How To Choose And Install A Window Well

July 29, 2020

How To Choose And Install A Window Well

Window wells are a great addition to allow sunlight and ventilation into an otherwise closed-off and dark space. Most basement windows are below grade, so window wells are installed to create a safe space between the window and ground. Most window wells include a drainage system or gravel to help the well stay dry. Standard sized wells come in many shapes, sizes, and materials. The most common materials for window wells are corrugated steel or plastic.

How do you choose a window well size?

The steps to measuring for a window well are actually quite simple. Measure the window's length and width, then add six inches to the width and eight inches to the length for the well's dimensions. The well itself should be deep enough for the window well wall you've picked out and plan to install.

Finished basements are typically required to have egress window wells, which ensures there is a quick escape route available in case of an emergency. This is a great addition to the list of other benefits a window well has to offer. Not only will it make sure your basement receives natural light and stays well ventilated, your window well will keep you and your loved ones safe in the event of an emergency.

To make sure you can utilize your window well in case of an emergency, your egress window well should be large enough for an adult to fit in. IRC requirements state that it must provide 9 square feet of ‘floor area’.

In order to be an egress compliant window well, they must include an egress window that meets these four International Residential Code (IRC) criteria:

  • Minimum width of opening: 20 inches
  • Minimum height of opening: 24 inches
  • Minimum net clear opening: 5.7 square feet (5.0 square feet for ground floor)
  • Maximum sill height above floor: 44 inches
  • How do you install your new window well?

    If you’re installing a brand-new basement window, it's a good idea to install the window well first to avoid any damage to your new glass panes. Follow the steps below to understand the basic installation process. 

    Check Backfill

    Make sure the dirt is backfilled only up to the distance the window well will protrude from the wall before starting the installation.

    Check the Positioning

    Test the positioning by leaving enough space to fit the window well comfortably where you intend to install the well. Your window well should be a minimum of 10 to 12 inches below the opening of the window. Leave at least 3 inches of the window well above the surface grade as well.


    Remove the window well and measure its exact dimensions. You'll need to plan to dig roughly 10 inches down from where you intend to place the window well.


    Dig a hole according to the dimensions of the window well. It is best to leave 5 or 6 inches on either side, making it easier to place the well into the hole before filling it in.

    Place the Window Well and Measurements

    When you place the window well in the freshly dug hole, make sure it is flush with your home’s foundation. Confirm that the well is centered before making its placement permanent.

    Level It

    Ensure that the well is flat with your level. Measure 3 inches down from the top of your well to make sure the ground is level with your well.

    Anchor To Wall

    Once it is level, you can screw in the anchors to begin the steps to permanently attach your new well. Concrete anchors and a hammer drill work best for this installation step.

    Waterproof the Seals

    Use a silicone sealant or concrete expansion joint to create a waterproof barrier along your well’s sides.

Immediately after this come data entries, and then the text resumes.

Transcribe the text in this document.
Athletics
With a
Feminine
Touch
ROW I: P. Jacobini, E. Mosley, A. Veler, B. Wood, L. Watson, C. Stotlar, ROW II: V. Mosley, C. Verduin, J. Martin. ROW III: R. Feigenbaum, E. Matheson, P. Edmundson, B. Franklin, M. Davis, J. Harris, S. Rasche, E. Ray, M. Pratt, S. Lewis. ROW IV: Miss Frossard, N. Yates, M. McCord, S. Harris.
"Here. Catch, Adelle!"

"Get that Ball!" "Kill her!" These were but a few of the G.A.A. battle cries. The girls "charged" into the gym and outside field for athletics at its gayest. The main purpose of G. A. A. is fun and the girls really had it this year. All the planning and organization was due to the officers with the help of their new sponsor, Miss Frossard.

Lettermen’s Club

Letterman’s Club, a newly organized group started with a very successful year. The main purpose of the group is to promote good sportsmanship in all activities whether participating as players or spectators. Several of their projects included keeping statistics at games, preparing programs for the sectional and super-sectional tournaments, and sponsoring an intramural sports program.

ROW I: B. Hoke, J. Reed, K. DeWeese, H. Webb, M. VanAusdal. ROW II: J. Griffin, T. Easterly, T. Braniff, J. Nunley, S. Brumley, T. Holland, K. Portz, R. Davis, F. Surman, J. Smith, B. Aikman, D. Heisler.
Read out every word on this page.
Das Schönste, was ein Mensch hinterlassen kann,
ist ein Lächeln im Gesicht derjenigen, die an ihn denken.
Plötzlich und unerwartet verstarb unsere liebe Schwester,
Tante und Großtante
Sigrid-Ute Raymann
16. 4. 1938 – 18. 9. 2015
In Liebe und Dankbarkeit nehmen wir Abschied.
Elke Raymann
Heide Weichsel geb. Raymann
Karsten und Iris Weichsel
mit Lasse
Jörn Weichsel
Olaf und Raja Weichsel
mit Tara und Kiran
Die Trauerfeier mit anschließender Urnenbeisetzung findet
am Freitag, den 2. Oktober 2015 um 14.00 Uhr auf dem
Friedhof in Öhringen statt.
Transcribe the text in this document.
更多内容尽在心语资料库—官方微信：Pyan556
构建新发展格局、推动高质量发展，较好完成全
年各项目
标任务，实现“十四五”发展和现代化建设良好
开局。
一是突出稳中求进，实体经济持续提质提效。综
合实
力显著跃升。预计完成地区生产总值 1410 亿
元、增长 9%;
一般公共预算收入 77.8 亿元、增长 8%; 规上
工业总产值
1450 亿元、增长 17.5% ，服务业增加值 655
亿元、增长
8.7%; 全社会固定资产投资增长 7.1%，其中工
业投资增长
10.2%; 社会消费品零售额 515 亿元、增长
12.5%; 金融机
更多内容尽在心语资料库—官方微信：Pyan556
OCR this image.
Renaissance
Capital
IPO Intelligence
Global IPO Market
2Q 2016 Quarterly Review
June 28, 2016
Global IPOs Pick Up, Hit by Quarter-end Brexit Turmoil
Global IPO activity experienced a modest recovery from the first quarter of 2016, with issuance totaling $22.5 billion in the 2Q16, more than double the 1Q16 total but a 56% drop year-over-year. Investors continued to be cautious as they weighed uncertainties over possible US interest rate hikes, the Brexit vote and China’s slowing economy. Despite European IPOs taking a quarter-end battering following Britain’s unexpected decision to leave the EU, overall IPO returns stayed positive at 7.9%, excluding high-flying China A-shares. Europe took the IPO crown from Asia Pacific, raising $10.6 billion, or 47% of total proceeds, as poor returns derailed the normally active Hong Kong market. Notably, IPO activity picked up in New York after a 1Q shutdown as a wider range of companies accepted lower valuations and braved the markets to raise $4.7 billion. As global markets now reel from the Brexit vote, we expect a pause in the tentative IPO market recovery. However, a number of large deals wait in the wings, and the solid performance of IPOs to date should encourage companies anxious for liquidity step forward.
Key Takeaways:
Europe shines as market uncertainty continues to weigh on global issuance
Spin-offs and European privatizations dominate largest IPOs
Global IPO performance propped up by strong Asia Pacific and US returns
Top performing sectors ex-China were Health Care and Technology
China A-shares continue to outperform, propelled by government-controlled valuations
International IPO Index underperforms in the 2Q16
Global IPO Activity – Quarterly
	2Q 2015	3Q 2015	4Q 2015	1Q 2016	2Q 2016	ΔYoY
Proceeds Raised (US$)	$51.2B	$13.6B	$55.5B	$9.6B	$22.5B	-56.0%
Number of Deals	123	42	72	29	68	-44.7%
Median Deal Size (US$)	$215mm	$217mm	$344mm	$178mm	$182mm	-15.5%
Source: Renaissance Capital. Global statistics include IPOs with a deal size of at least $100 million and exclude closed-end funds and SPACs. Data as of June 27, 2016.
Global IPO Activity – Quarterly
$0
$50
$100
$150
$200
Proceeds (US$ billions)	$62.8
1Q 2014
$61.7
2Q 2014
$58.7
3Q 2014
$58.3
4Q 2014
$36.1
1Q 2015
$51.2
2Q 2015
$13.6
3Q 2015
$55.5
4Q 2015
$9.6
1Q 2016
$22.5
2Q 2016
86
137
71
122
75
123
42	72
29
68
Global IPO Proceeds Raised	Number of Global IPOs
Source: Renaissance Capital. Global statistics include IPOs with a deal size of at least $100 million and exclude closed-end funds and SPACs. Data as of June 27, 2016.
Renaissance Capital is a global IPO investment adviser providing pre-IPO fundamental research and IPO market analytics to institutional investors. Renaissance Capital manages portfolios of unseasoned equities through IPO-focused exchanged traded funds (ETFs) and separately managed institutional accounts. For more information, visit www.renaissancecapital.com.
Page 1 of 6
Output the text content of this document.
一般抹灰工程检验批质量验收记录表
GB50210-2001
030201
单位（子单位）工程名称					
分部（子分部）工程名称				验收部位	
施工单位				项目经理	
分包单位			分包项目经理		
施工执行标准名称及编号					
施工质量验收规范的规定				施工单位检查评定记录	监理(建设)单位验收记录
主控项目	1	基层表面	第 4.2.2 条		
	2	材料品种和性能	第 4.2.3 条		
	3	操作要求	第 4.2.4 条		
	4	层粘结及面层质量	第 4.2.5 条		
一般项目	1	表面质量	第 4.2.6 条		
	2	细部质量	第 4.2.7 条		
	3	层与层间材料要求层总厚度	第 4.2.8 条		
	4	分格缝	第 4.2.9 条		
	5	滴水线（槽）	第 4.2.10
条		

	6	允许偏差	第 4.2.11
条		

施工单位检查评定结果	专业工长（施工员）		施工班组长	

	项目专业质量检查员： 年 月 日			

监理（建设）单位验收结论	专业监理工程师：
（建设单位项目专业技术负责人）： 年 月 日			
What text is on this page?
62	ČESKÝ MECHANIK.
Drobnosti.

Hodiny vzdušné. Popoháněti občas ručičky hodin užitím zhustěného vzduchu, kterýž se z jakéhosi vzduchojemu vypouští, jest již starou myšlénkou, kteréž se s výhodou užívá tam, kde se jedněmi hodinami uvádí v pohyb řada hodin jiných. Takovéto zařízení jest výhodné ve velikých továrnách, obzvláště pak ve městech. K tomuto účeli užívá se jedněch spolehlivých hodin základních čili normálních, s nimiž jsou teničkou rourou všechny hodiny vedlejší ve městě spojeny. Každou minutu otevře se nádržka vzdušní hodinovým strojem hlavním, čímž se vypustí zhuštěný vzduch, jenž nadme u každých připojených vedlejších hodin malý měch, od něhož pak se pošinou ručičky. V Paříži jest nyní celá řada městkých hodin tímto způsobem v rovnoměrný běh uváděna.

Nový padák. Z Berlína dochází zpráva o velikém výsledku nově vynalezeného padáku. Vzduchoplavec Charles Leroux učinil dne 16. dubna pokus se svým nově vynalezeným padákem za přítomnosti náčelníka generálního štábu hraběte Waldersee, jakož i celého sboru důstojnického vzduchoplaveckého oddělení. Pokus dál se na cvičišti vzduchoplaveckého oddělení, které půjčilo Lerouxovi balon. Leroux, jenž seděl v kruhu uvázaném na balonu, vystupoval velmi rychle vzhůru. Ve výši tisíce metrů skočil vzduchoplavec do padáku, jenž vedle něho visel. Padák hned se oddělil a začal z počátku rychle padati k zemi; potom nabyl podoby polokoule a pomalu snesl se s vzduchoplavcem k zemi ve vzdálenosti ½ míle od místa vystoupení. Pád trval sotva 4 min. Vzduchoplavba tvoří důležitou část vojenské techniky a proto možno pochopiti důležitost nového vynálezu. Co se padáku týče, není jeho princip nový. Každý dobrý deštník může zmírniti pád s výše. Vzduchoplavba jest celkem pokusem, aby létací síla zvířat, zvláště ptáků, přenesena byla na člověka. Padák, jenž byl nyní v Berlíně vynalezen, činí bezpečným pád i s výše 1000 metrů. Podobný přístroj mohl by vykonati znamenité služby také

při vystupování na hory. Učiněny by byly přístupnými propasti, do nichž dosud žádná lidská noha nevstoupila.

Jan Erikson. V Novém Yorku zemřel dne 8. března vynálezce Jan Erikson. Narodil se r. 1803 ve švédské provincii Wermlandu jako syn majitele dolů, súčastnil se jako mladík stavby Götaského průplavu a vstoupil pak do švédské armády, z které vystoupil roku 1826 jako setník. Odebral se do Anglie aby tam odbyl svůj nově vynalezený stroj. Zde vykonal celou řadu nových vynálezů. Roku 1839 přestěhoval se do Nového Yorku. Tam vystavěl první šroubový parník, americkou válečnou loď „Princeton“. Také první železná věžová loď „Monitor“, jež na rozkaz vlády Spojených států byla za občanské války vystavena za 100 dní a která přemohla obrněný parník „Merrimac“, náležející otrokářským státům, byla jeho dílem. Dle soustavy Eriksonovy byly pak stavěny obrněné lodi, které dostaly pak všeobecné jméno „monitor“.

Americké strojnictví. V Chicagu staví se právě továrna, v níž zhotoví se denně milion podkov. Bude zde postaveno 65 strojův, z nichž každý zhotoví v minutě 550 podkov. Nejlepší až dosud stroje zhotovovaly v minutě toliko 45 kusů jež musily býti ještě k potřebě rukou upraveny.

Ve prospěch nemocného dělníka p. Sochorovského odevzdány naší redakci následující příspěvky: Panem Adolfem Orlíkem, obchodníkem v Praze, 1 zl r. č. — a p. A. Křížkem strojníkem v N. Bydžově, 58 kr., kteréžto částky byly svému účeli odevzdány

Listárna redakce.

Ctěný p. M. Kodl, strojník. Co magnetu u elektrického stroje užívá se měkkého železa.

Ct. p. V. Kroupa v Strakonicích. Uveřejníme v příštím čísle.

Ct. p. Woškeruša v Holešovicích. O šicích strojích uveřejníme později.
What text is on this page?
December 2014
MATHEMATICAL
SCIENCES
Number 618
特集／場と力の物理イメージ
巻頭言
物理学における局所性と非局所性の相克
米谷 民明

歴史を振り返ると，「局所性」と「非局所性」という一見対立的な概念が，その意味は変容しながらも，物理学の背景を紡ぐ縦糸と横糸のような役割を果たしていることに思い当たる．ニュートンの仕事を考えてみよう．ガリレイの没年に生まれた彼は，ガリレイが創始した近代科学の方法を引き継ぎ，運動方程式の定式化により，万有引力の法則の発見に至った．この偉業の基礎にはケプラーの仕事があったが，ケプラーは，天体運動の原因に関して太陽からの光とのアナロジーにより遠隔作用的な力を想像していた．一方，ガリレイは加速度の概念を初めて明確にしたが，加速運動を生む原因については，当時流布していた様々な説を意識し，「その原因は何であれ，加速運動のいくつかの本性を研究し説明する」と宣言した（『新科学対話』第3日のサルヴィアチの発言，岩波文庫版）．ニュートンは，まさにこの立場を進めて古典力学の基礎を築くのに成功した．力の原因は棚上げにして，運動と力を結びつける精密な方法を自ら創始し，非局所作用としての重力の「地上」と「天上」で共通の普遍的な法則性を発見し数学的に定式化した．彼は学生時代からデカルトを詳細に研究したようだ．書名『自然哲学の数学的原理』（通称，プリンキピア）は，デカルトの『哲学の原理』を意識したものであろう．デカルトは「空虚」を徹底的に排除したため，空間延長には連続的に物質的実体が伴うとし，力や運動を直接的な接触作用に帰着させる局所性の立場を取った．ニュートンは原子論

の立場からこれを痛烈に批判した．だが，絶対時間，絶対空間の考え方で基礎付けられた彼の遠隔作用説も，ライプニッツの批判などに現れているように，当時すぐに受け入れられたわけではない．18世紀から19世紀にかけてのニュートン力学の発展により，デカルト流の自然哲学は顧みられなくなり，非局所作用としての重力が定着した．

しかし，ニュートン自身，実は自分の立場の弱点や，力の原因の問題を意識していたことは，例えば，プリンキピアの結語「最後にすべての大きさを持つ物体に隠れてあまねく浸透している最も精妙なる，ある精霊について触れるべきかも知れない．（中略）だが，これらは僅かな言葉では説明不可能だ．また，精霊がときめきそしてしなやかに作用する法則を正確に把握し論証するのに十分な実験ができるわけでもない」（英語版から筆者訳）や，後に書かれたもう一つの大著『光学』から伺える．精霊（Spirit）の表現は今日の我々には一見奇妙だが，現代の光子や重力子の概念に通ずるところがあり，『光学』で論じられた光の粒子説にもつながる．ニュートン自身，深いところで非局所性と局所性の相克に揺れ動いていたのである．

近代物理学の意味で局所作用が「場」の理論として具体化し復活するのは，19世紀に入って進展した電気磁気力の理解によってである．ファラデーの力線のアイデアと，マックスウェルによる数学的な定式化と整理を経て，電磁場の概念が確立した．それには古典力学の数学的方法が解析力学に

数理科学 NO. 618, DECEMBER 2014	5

    Secure Anchor to the Wall

    Once the anchors are in position, place your well and secure the window well to the anchors. Sealant will ooze from the sides of the window well or the expansion joint material marking where the window well meets it.

    Cut Away Excess Gasket

    If necessary, cut away the excess parts of the gasket that are visible on both sides of the window well. If you used a sealant, use a rag or damp sponge to clean up the excess product.

    Add Drainage Rock

    There are many types of rocks that can be used for drainage after your window well is installed. Drainage rock will help filter water down into the dirt below, preventing it from pooling in front of the basement window.

    Backfill the Dirt

    Remove the protective coating on your newly installed window well, and begin to replace the dirt.

    Install a Ladder

    Check if your window well’s depth requires you to install a ladder. These aid in safety, in case of an emergency. Your local residential bylaws will confirm if a ladder is necessary.